Comment peut on arrêter quelqu’un, l’accuser de détournements et le gracier sans jugements au vu et su de tous les hommes de droit?  Savez vous, chers lecteurs, que les actuels ministres de pétrole Mahamat nasser, ministre de commerce Mahamat Ali Hassan ont été deux plus tôt demis de leurs fonctions et nommés à nouveau ministres sans moindre jugement qui puisse les blanchir ? c’est ridicule, chers compatriotes tchadiens, c’est ridicule.
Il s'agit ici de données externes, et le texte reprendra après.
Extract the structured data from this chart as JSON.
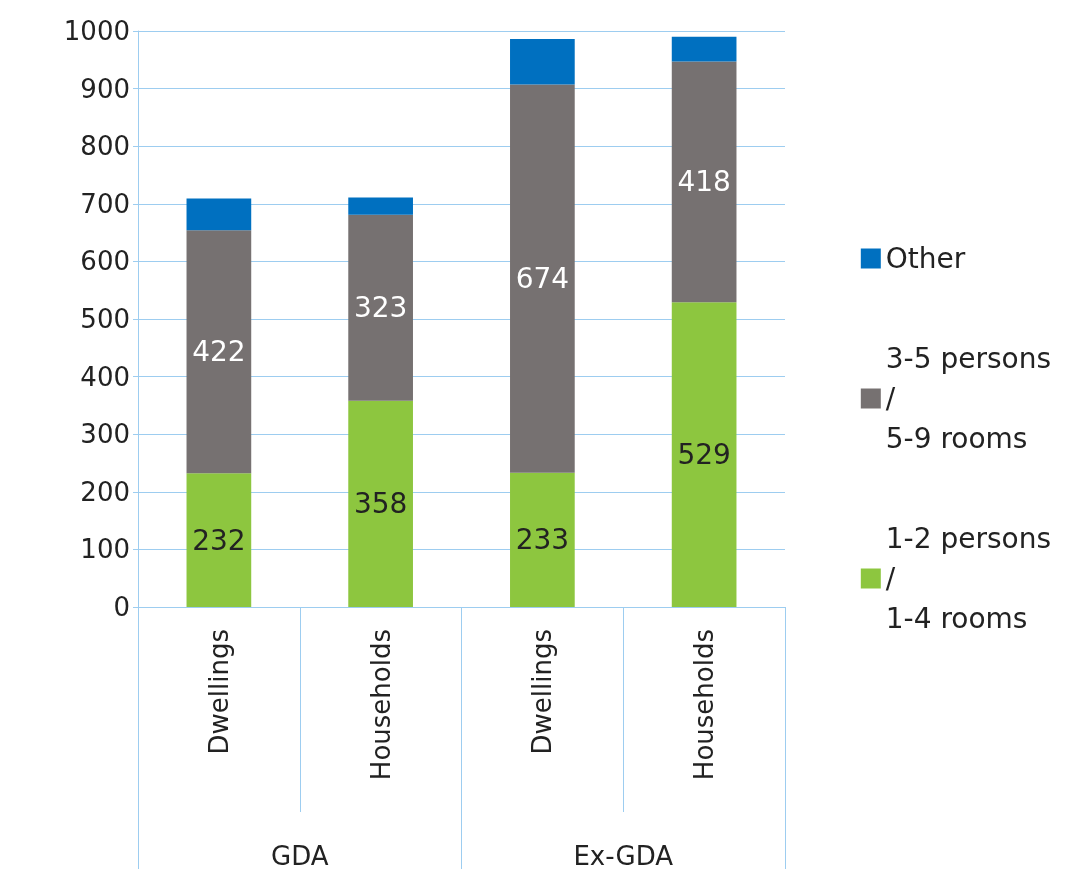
{
  "chart_data": {
    "type": "bar",
    "stacked": true,
    "categories": [
      "Dwellings",
      "Households",
      "Dwellings",
      "Households"
    ],
    "annotations": [
      "GDA",
      "Ex-GDA"
    ],
    "series": [
      {
        "name": "1-2 persons / 1-4 rooms",
        "color": "#8dc63f",
        "values": [
          232,
          358,
          233,
          529
        ],
        "value_labels": [
          "232",
          "358",
          "233",
          "529"
        ]
      },
      {
        "name": "3-5 persons / 5-9 rooms",
        "color": "#767171",
        "values": [
          422,
          323,
          674,
          418
        ],
        "value_labels": [
          "422",
          "323",
          "674",
          "418"
        ]
      },
      {
        "name": "Other",
        "color": "#0070c0",
        "values": [
          55,
          30,
          79,
          43
        ]
      }
    ],
    "ylim": [
      0,
      1000
    ],
    "yticks": [
      0,
      100,
      200,
      300,
      400,
      500,
      600,
      700,
      800,
      900,
      1000
    ],
    "grid": true,
    "legend": "right"
  }
}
Cessons de nous ridiculiser aux yeux du monde alors que ce monde est devenu village planétaire et que le Tchad, grâce à sa télévision désormais internationale et à la magie de l’internet  est analysé quotidiennement par le monde. Les griots tchadiens, suivez mon regard, connaitrons un jour le même sort que les griots nigériens , à la chute de Tandja mamadou. Ils se sont tus à jamais et n’auront jamais le courage et la fierté de parler au public. Leur tort est d’avoir encouragé et cautionné le mal perpétré par Tandja.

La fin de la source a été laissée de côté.